The *only* size that makes sense is 64.
And you _do_ get an exception if you specify the type as 'float'
and the size as anything that doesn't resolve to 64.

> When one moves to integer segments the above property does not make much sense anymore (esp. since bit_size is not defined for anything other than bitstrings). In particular, the current implementation of binary pattern matching has chosen to return an "arbitrary" integer, namely 0, as the result.

But it is not arbitrary at all.  It is forced by the rule for non-zero sizes.
If the legal range for B bits (where B > 0) is 0..2**B-1, then the legal
range for 0 bits *has* to be 0..0.  This is the *only* consistent value.

> I can may well see that many would consider the following binding for X to 0 a bit weird.
> 
> 1> <<X:0/integer>> = <<42:0>>.

That is a completely different issue.  The thing that is weird here is
in the *expression*, not the pattern, and it's allowing a value that
does not in fact fit into the field and quietly truncating it.

<<X:8/integer>> = <<257:8>>

gives you X = 1.  *THAT* is weird, but it has nothing whatever to do with
zero sizes, and banning the perfectly sensible zero sizes will do nothing
to stop the weirdness.

> Moreover, the situation is arguably even more weird for floats:
> 
> 3> <<F:0/float>> = <<42:0>>.
> <<>>
> 4> F.
> 0.0

*That* I grant you.  Since the only legal size in a construction is 64,
and you get an exception if you try any other number, then the only legal
size for a float in a pattern should also be 64.
> 
> I am not so convinced that pattern matching with 0-size segments make sense for types other than bitstrings (binaries).

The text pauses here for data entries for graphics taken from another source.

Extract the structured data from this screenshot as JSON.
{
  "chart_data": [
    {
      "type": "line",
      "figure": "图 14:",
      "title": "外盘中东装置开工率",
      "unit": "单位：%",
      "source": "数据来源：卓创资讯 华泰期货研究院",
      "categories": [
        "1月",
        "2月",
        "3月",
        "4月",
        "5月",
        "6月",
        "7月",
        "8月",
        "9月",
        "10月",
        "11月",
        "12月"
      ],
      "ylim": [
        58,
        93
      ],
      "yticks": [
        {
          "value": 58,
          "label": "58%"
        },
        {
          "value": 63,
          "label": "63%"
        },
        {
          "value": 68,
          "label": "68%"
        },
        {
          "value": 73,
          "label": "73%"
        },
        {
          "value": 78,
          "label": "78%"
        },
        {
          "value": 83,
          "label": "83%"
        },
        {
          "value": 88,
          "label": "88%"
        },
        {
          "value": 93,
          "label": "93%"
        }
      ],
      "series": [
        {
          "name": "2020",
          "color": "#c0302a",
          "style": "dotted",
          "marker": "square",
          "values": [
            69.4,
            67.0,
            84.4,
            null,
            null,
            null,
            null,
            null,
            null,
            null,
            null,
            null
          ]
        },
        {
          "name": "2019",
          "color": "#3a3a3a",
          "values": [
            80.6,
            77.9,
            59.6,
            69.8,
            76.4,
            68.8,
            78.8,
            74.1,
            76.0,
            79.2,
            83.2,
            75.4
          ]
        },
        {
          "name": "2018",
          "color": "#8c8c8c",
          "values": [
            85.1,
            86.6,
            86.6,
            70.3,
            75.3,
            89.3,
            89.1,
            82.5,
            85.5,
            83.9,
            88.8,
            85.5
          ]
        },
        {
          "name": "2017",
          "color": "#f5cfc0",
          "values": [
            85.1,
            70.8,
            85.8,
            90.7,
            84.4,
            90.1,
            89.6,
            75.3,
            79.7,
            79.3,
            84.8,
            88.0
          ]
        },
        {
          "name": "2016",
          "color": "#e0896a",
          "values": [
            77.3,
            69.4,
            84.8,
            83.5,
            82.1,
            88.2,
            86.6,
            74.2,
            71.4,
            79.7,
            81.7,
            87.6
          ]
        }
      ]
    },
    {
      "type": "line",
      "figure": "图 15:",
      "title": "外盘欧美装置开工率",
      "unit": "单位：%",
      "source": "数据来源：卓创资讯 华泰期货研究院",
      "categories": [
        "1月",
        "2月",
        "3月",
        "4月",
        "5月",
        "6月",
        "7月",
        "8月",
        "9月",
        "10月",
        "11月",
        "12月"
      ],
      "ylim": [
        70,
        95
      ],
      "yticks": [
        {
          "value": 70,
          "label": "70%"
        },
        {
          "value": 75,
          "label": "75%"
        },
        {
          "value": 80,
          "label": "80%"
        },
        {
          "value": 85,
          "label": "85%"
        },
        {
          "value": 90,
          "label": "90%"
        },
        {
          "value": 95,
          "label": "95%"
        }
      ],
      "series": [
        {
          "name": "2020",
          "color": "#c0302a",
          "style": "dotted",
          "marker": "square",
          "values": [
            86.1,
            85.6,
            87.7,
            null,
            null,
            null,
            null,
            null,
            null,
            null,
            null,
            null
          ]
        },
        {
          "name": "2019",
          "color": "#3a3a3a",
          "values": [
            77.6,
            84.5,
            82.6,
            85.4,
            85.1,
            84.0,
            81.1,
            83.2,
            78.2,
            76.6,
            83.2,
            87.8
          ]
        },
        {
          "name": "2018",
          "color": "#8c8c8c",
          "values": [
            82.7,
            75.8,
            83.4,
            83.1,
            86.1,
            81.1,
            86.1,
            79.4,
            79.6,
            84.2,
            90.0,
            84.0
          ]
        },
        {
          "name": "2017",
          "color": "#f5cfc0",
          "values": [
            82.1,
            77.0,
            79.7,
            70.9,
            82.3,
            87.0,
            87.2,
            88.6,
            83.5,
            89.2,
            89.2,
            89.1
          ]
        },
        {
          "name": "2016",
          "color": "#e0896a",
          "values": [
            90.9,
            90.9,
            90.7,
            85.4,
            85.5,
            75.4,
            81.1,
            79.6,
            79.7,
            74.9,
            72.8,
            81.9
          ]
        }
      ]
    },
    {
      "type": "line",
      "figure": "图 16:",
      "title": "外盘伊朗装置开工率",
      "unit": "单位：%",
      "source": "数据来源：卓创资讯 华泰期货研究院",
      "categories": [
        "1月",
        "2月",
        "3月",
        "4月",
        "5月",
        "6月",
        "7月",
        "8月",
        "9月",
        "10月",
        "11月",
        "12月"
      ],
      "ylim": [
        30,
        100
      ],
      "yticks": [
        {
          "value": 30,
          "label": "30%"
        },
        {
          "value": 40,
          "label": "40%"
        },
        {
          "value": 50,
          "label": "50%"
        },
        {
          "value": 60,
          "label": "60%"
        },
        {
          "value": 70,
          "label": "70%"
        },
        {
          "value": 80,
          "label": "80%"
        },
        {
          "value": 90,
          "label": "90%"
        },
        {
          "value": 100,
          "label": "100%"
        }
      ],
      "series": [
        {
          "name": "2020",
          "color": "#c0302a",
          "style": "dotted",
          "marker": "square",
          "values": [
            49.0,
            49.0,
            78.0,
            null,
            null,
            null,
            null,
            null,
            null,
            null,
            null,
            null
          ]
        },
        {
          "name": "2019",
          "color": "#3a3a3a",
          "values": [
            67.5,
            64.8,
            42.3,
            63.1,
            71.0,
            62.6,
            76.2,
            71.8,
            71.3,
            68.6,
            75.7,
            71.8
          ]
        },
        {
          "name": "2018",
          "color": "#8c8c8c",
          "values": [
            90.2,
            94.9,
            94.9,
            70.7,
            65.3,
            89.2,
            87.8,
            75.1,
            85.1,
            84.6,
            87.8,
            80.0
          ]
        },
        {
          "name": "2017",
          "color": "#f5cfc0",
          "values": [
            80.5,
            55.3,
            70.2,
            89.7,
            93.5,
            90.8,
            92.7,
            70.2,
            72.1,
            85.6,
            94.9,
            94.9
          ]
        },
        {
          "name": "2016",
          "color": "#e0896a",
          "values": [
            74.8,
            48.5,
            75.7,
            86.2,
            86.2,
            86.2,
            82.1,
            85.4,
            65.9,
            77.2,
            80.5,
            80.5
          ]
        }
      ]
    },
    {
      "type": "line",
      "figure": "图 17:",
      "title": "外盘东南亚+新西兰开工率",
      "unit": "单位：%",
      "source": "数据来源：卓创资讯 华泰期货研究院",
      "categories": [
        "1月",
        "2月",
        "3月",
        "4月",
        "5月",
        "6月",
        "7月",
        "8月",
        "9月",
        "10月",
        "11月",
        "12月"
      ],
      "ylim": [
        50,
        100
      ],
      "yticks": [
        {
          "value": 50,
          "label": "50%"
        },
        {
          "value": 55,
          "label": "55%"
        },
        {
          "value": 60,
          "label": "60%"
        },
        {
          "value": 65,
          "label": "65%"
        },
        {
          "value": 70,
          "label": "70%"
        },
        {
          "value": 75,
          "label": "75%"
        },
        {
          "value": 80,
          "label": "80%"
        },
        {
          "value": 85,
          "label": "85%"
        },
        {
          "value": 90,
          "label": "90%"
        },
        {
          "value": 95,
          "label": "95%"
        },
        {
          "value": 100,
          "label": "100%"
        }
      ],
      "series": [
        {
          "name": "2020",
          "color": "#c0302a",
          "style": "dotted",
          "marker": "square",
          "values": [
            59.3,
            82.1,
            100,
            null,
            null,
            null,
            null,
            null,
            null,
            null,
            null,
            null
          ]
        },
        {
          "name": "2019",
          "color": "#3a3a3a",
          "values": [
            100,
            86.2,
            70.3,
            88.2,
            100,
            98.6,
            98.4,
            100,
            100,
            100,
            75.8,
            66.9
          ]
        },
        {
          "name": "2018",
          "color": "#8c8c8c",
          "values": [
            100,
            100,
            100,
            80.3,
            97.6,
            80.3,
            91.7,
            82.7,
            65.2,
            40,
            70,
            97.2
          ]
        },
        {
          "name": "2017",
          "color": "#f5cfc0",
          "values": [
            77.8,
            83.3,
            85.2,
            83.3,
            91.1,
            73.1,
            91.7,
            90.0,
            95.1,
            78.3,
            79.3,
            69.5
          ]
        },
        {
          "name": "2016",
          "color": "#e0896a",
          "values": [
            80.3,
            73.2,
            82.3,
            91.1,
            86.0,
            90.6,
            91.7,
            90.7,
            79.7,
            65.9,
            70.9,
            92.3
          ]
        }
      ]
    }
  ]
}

It doesn't make sense for floats.
But it _does_ make sense for integers.

More precisely, it makes sense for *unsigned* integers.

A *signed* integer has to be at least one bit, because
there has to be somewhere to put the sign, otherwise it
isn't signed.

So:

	We AGREE that size 0 is sensible for bit strings.
	We AGREE that size 0 is not sensible for floats.
	We AGREE that size 0 is not sensible for signed integers.

Do we really disagree much about unsigned integers?

	We AGREE that an explicit size 0 is odd enough to
	deserve a compiler _warning_.  After all, if you
	_know_ you don't want any bits, why mention them?

A warning is not a refusal to compile.

Our disagreement seems to be limited to

	- whether an unsigned integer with a size of zero
	  determined at run time has semantics forced by
          and consistent with the semantics of nonzero
          sizes and should certainly be allowed or is so
          weird that it should raise an exception.